Monday, Mar. 05, 1973
Kissinger's Deal With Peking
EXACTLY one year after President Nixon's historic flight to China, Peking and Washington announced another major breakthrough in relations between the two long-estranged powers. As a result of Presidential Aide Henry Kissinger's fifth visit to Peking, the two nations will set up "liaison offices" in each other's capitals. Except for "strictly formal" diplomatic duties, Kissinger said, these "cover the whole gamut of relationships." In effect, they fall only a technicality or two short of representing full diplomatic recognition.
That was more of an advance than the Administration had expected when Kissinger set out on his tour, which included talks with Communist leaders in Hanoi, conversations with Premier Chou En-lai and Chairman Mao Tse-tung in Peking, and a meeting with Japan's Prime Minister Kakuei Tanaka in Tokyo. Delighted by what he called the decision "to accelerate the normalization of relations" between the U.S. and China, Kissinger said the U.S. representative to Peking will be named within a month. Although he will not have the rank of ambassador, Kissinger indicated that the importance Washington places on the post will be revealed by the type of man chosen. Perhaps the most likely prospect is Alfred Le S. Jenkins, the State Department's leading China expert, and a companion of Kissinger's on his visits to Peking.
A joint communique, which said that the Peking talks were held in "an unconstrained atmosphere and were earnest, frank and constructive," promised an expansion of trade as well as "scientific, cultural and other exchanges." The exchanges will include imminent visits to China by the Philadelphia Orchestra and U.S. Congressmen, while Chinese gymnasts, an archaeology exhibit and a delegation of nuclear physicists will come to the U.S. Kissinger revealed that there also will be attempts to resolve long-standing commercial disputes resulting from the Communist seizure of power. The Chinese are seeking the release of about $80 million in assets in the U.S., which were frozen by Washington at that time. American businesses and citizens are seeking compensation of some $200 million in property taken over by the Communists.
Friend. The Chinese leaders agreed to release two U.S. pilots shot down over China after straying across the border on bombing raids in North Viet Nam. They are Major Philip Smith of Roodhouse, III., a prisoner since 1965, and Lieut. Commander Robert Flynn of Houston, Minn., who was captured in 1967. The Chinese agreed to review the life sentence of John T. Downey, an acknowledged CIA agent who has been in a Chinese prison for 21 years. His release is expected late this year.

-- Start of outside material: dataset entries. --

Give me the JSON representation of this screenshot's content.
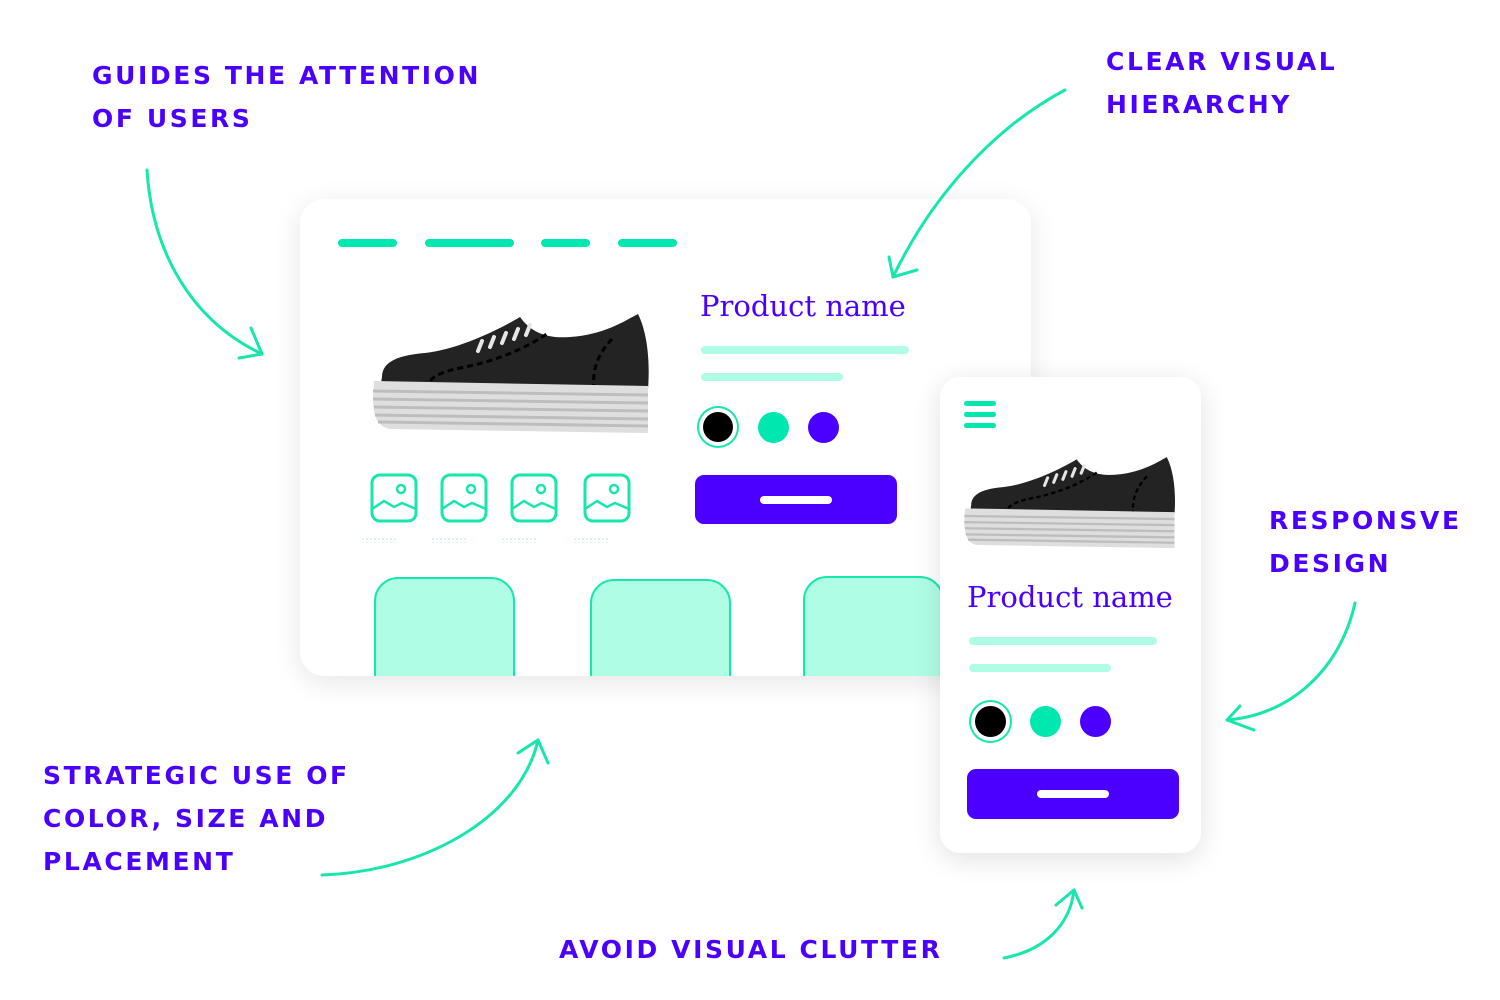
{
  "annotations": {
    "attention": [
      "Guides the attention",
      "of users"
    ],
    "hierarchy": [
      "Clear visual",
      "hierarchy"
    ],
    "strategic": [
      "Strategic use of",
      "color, size and",
      "placement"
    ],
    "responsive": [
      "Responsve",
      "design"
    ],
    "clutter": [
      "Avoid visual clutter"
    ]
  },
  "desktop_mockup": {
    "product_name": "Product name",
    "color_options": [
      {
        "name": "black",
        "color": "#000000",
        "selected": true
      },
      {
        "name": "mint",
        "color": "#00e8b0",
        "selected": false
      },
      {
        "name": "violet",
        "color": "#4b00ff",
        "selected": false
      }
    ],
    "nav_items": 4,
    "thumbnails": 4,
    "cards": 3
  },
  "mobile_mockup": {
    "product_name": "Product name",
    "color_options": [
      {
        "name": "black",
        "color": "#000000",
        "selected": true
      },
      {
        "name": "mint",
        "color": "#00e8b0",
        "selected": false
      },
      {
        "name": "violet",
        "color": "#4b00ff",
        "selected": false
      }
    ]
  },
  "colors": {
    "accent": "#4b00ff",
    "mint": "#00e8b0",
    "mint_light": "#b0fde6",
    "arrow": "#17e6ad",
    "shoe": "#232323",
    "sole": "#dedede"
  }
}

Although Kissinger would not reveal the substance of his talks with Mao, he is known to have pressed for China's cooperation in helping to get Hanoi to respect the peace agreement in Viet Nam, as well as to work for the end of hostilities throughout Indochina. TIME'S Diplomatic Editor Jerrold L. Schecter, who was in Peking at the same time as Kissinger, cabled: "The immediate results of the visit will become apparent at the Paris conference on Viet Nam next week. The expectation among the Chinese is that the conference will go smoothly, take only a short time, and agree to support the peace settlement worked out between the U.S. and North Viet Nam. The Chinese leaders greeted Kissinger as an old friend, and his meeting with Mao, given surprising play on China's TV seemed to seal the astonishing accommodation of China to a onetime capitalist foe."
No formal commitment on the removal of some 9,000 American troops on Taiwan was made, but the U.S. is expected to reduce this number sharply. The Chinese reportedly hinted to Kissinger that they do not really want the U.S. to pull out of Asia completely, since that might open avenues that the Russians could exploit. China's willingness to grow closer to the U.S., it was clear, rests on its continuing fear of the Soviet Union. Once again, Kissinger appears to have shown his skill in continuing his high-stakes diplomacy among three wary powers.